# Where is my RAM?



## Ben (Sep 13, 2010)

Hi,

I have a AMD64-System on a Intel E2160 with 2x2GB DDR2 RAM: 2048MB DDR2 Aeneon PC5400 CL 5
Currently running: FreeBSD 8.1-RELEASE

dmesg says:

```
CPU: Intel(R) Pentium(R) Dual  CPU  E2160  @ 1.80GHz (1795.04-MHz K8-class CPU)
  Origin = "GenuineIntel"  Id = 0x6fd  Family = 6  Model = f  Stepping = 13
  Features=0xbfebfbff<FPU,VME,DE,PSE,TSC,MSR,PAE,MCE,CX8,APIC,SEP,MTRR,PGE,MCA,CMOV,PAT,PSE36,CLFLUSH,DTS,ACPI,MMX,FXSR,SSE,SSE2,SS,HTT,TM,PBE>
  Features2=0xe39d<SSE3,DTES64,MON,DS_CPL,EST,TM2,SSSE3,CX16,xTPR,PDCM>
  AMD Features=0x20000800<SYSCALL,LM>
  AMD Features2=0x1<LAHF>
  TSC: P-state invariant
real memory  = 4294967296 (4096 MB)
avail memory = 3349757952 (3194 MB)
```

A memory tool says:

```
SYSTEM MEMORY INFORMATION:
mem_wire: 1245839360 ( 1188MB) [ 36%] Wired: disabled for paging out
mem_active: + 548597760 ( 523MB) [ 16%] Active: recently referenced
mem_inactive:+ 111595520 ( 106MB) [ 3%] Inactive: recently not referenced
mem_cache: + 524288 ( 0MB) [ 0%] Cached: almost avail. for allocation
mem_free: + 1458679808 ( 1391MB) [ 43%] Free: fully available for allocation
mem_gap_vm: + 3973120 ( 3MB) [ 0%] Memory gap: UNKNOWN
-------------- ------------ ----------- ------
mem_all: = 3369209856 ( 3213MB) [100%] Total real memory managed
mem_gap_sys: + 102670336 ( 97MB) Memory gap: Kernel?!
-------------- ------------ -----------
mem_phys: = 3471880192 ( 3311MB) Total real memory available
mem_gap_hw: + 286216192 ( 272MB) Memory gap: Segment Mappings?!
-------------- ------------ -----------
mem_hw: = 3758096384 ( 3584MB) Total real memory installed

SYSTEM MEMORY SUMMARY:
mem_used: 2187296768 ( 2085MB) [ 58%] Logically used memory
mem_avail: + 1570799616 ( 1498MB) [ 41%] Logically available memory
-------------- ------------ ----------- ------
mem_total: = 3758096384 ( 3584MB) [100%] Logically total memory
```

Where are the missing MB and how can I make them come back? I have a onboard video card but it is set in the BIOS to 2 or 4 MB RAM even it says something about AGB and 256MB in dmesg at start up (I don't have it at hand).

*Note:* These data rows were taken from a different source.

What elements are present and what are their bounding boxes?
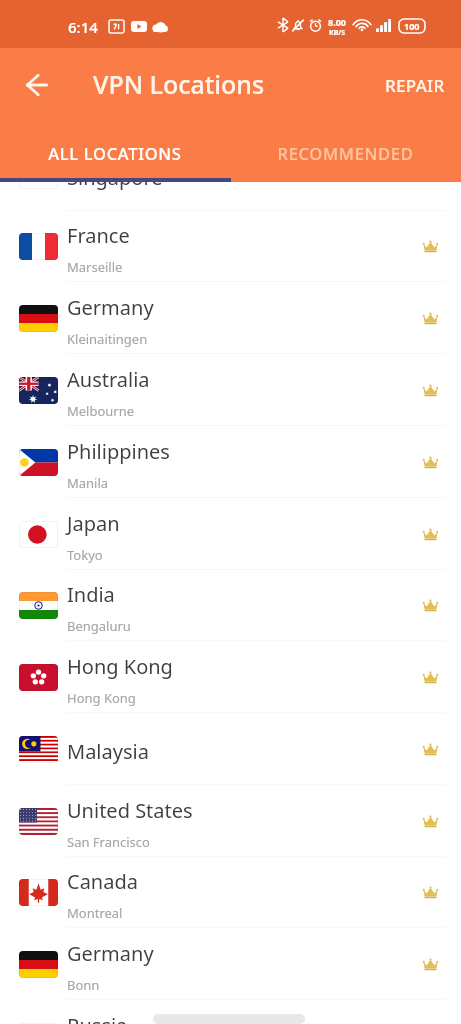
staticText: Malaysia	[67, 738, 149, 765]
staticText: Marseille	[67, 258, 123, 276]
button[interactable]: Singapore	[0, 139, 461, 211]
staticText: RECOMMENDED	[277, 142, 414, 164]
staticText: KB/S	[329, 28, 346, 38]
staticText: United States	[67, 797, 193, 824]
button[interactable]: Philippines	[0, 426, 461, 498]
staticText: Melbourne	[67, 402, 135, 420]
button[interactable]: Germany	[0, 928, 461, 1000]
button[interactable]: Germany	[0, 282, 461, 354]
staticText: Germany	[67, 940, 154, 967]
staticText: Japan	[67, 510, 120, 537]
staticText: Germany	[67, 294, 154, 321]
staticText: Manila	[67, 474, 109, 492]
button[interactable]: REPAIR	[377, 66, 453, 105]
button[interactable]: Back	[14, 63, 58, 107]
staticText: Russia	[67, 1012, 128, 1024]
button[interactable]: Malaysia	[0, 713, 461, 785]
button[interactable]: Hong Kong	[0, 641, 461, 713]
staticText: Hong Kong	[67, 653, 173, 680]
staticText: France	[67, 222, 130, 249]
staticText: India	[67, 581, 115, 608]
button[interactable]: Australia	[0, 354, 461, 426]
staticText: Bengaluru	[67, 617, 131, 635]
staticText: Singapore	[67, 164, 163, 191]
staticText: 6:14	[68, 17, 98, 37]
button[interactable]: ALL LOCATIONS	[0, 122, 230, 182]
button[interactable]: United States	[0, 785, 461, 857]
button[interactable]: Japan	[0, 498, 461, 570]
staticText: REPAIR	[385, 74, 445, 97]
staticText: 100	[404, 20, 420, 32]
staticText: Montreal	[67, 904, 123, 922]
staticText: Australia	[67, 366, 150, 393]
staticText: San Francisco	[67, 833, 150, 851]
staticText: VPN Locations	[93, 67, 265, 101]
button[interactable]: Canada	[0, 856, 461, 928]
button[interactable]: RECOMMENDED	[230, 122, 461, 182]
staticText: Hong Kong	[67, 689, 136, 707]
staticText: Bonn	[67, 976, 100, 994]
button[interactable]: France	[0, 210, 461, 282]
staticText: Kleinaitingen	[67, 330, 148, 348]
staticText: 8.00	[328, 16, 346, 28]
staticText: Tokyo	[67, 546, 103, 564]
button[interactable]: India	[0, 569, 461, 641]
staticText: ALL LOCATIONS	[48, 142, 182, 164]
staticText: Canada	[67, 868, 138, 895]
staticText: Philippines	[67, 438, 170, 465]
button[interactable]: Russia	[0, 1000, 461, 1024]
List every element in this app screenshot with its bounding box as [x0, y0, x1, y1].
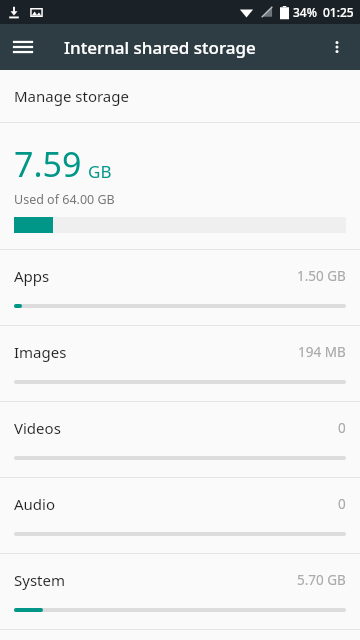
staticText: 5.70 GB [297, 571, 346, 589]
staticText: 34% [293, 4, 317, 20]
button[interactable]: More options [314, 24, 360, 70]
button[interactable]: Manage storage [0, 70, 360, 122]
staticText: 7.59 [14, 141, 82, 187]
staticText: Images [14, 342, 67, 362]
staticText: GB [88, 160, 112, 183]
staticText: Audio [14, 494, 56, 514]
staticText: System [14, 570, 65, 590]
staticText: Internal shared storage [64, 36, 256, 59]
button[interactable]: Audio [0, 478, 360, 553]
staticText: Manage storage [14, 86, 129, 106]
button[interactable]: Open navigation drawer [0, 24, 46, 70]
staticText: 0 [338, 495, 346, 513]
button[interactable]: Videos [0, 402, 360, 477]
button[interactable]: Images [0, 326, 360, 401]
staticText: 1.50 GB [297, 267, 346, 285]
button[interactable]: System [0, 554, 360, 629]
staticText: 01:25 [323, 4, 354, 20]
staticText: Apps [14, 266, 50, 286]
button[interactable]: Apps [0, 250, 360, 325]
staticText: 194 MB [298, 343, 346, 361]
staticText: Used of 64.00 GB [14, 191, 115, 208]
staticText: Videos [14, 418, 61, 438]
staticText: 0 [338, 419, 346, 437]
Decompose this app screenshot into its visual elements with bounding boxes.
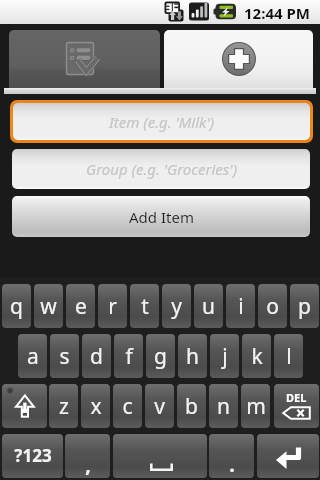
staticText: m	[246, 392, 266, 421]
button[interactable]: n	[209, 384, 238, 428]
button[interactable]: .	[209, 434, 254, 478]
staticText: x	[90, 392, 102, 421]
button[interactable]: e	[66, 284, 95, 328]
staticText: 12:44 PM	[244, 3, 310, 23]
button[interactable]: q	[2, 284, 31, 328]
button[interactable]: m	[241, 384, 270, 428]
button[interactable]: Add item	[164, 30, 313, 88]
button[interactable]: r	[98, 284, 127, 328]
button[interactable]: s	[50, 334, 79, 378]
staticText: z	[59, 392, 69, 421]
button[interactable]: Group (e.g. 'Groceries')	[12, 149, 310, 189]
button[interactable]: g	[146, 334, 175, 378]
button[interactable]: t	[130, 284, 159, 328]
staticText: Group (e.g. 'Groceries')	[86, 159, 237, 179]
button[interactable]: l	[274, 334, 303, 378]
button[interactable]: v	[145, 384, 174, 428]
staticText: s	[59, 342, 70, 371]
staticText: a	[27, 342, 39, 371]
button[interactable]: Item (e.g. 'Milk')	[13, 103, 310, 140]
button[interactable]: b	[177, 384, 206, 428]
button[interactable]: p	[290, 284, 319, 328]
staticText: t	[141, 292, 149, 321]
staticText: e	[75, 292, 87, 321]
staticText: ?123	[14, 444, 52, 467]
button[interactable]: a	[18, 334, 47, 378]
staticText: i	[238, 292, 244, 321]
staticText: u	[202, 292, 215, 321]
button[interactable]: c	[113, 384, 142, 428]
staticText: c	[122, 392, 133, 421]
button[interactable]: Shopping list	[9, 30, 160, 88]
button[interactable]: y	[162, 284, 191, 328]
staticText: DEL	[286, 390, 307, 405]
staticText: b	[185, 392, 198, 421]
staticText: h	[186, 342, 199, 371]
staticText: r	[108, 292, 117, 321]
staticText: ,	[85, 451, 91, 478]
staticText: Item (e.g. 'Milk')	[109, 112, 215, 132]
staticText: o	[266, 292, 279, 321]
button[interactable]: u	[194, 284, 223, 328]
button[interactable]: z	[49, 384, 78, 428]
button[interactable]: ,	[65, 434, 110, 478]
button[interactable]: d	[82, 334, 111, 378]
button[interactable]: Add Item	[12, 196, 310, 237]
button[interactable]: j	[210, 334, 239, 378]
staticText: f	[125, 342, 133, 371]
button[interactable]: Enter	[257, 434, 319, 478]
button[interactable]: k	[242, 334, 271, 378]
staticText: w	[40, 292, 57, 321]
button[interactable]: ?123	[2, 434, 63, 478]
staticText: j	[222, 342, 228, 371]
button[interactable]: h	[178, 334, 207, 378]
button[interactable]: x	[81, 384, 110, 428]
staticText: n	[217, 392, 230, 421]
staticText: v	[154, 392, 165, 421]
staticText: Add Item	[129, 207, 194, 227]
button[interactable]: f	[114, 334, 143, 378]
staticText: .	[229, 451, 235, 478]
staticText: d	[90, 342, 103, 371]
button[interactable]: w	[34, 284, 63, 328]
staticText: q	[10, 292, 23, 321]
staticText: l	[286, 342, 292, 371]
button[interactable]: Shift	[2, 384, 47, 428]
button[interactable]: i	[226, 284, 255, 328]
button[interactable]: Space	[113, 434, 207, 478]
staticText: k	[251, 342, 263, 371]
staticText: g	[154, 342, 167, 371]
button[interactable]: Delete	[274, 384, 319, 428]
staticText: p	[298, 292, 311, 321]
button[interactable]: o	[258, 284, 287, 328]
staticText: y	[171, 292, 182, 321]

Do I need to tweak certain settings in the BIOS to adapt or what could I do?

Thanks for help/hints.


----------



## hedgehog (Sep 13, 2010)

i've encountered a similar problem: http://forums.freebsd.org/showthread.php?t=9278 (solved)


----------



## Ben (Sep 13, 2010)

Thanks for your link.

I will try this by chance.

Thanks!


----------



## SirDice (Sep 14, 2010)

Can you post your [cmd=]uname -a[/cmd]

I have a feeling you're running i386 instead of amd64.


----------



## Ben (Sep 14, 2010)

That would have been too easy 


```
FreeBSD 8.1-RELEASE FreeBSD 8.1-RELEASE #0: Mon Jul 19 02:36:49 UTC 2010     root@mason.cse.buffalo.edu:/usr/obj/usr/src/sys/GENERIC  amd64
```


----------



## SirDice (Sep 14, 2010)

Ben said:
			
		

> That would have been too easy


I know but it won't be the first time it happens 

In your BIOS try turning off caching of video and BIOS. None of it is needed but it does take up some memory.


----------



## Ben (Sep 14, 2010)

> I know but it won't be the first time it happens


Right


----------



## User23 (Sep 14, 2010)

Ben said:
			
		

> it says something about AGB and 256MB in dmesg at start up (I don't have it at hand).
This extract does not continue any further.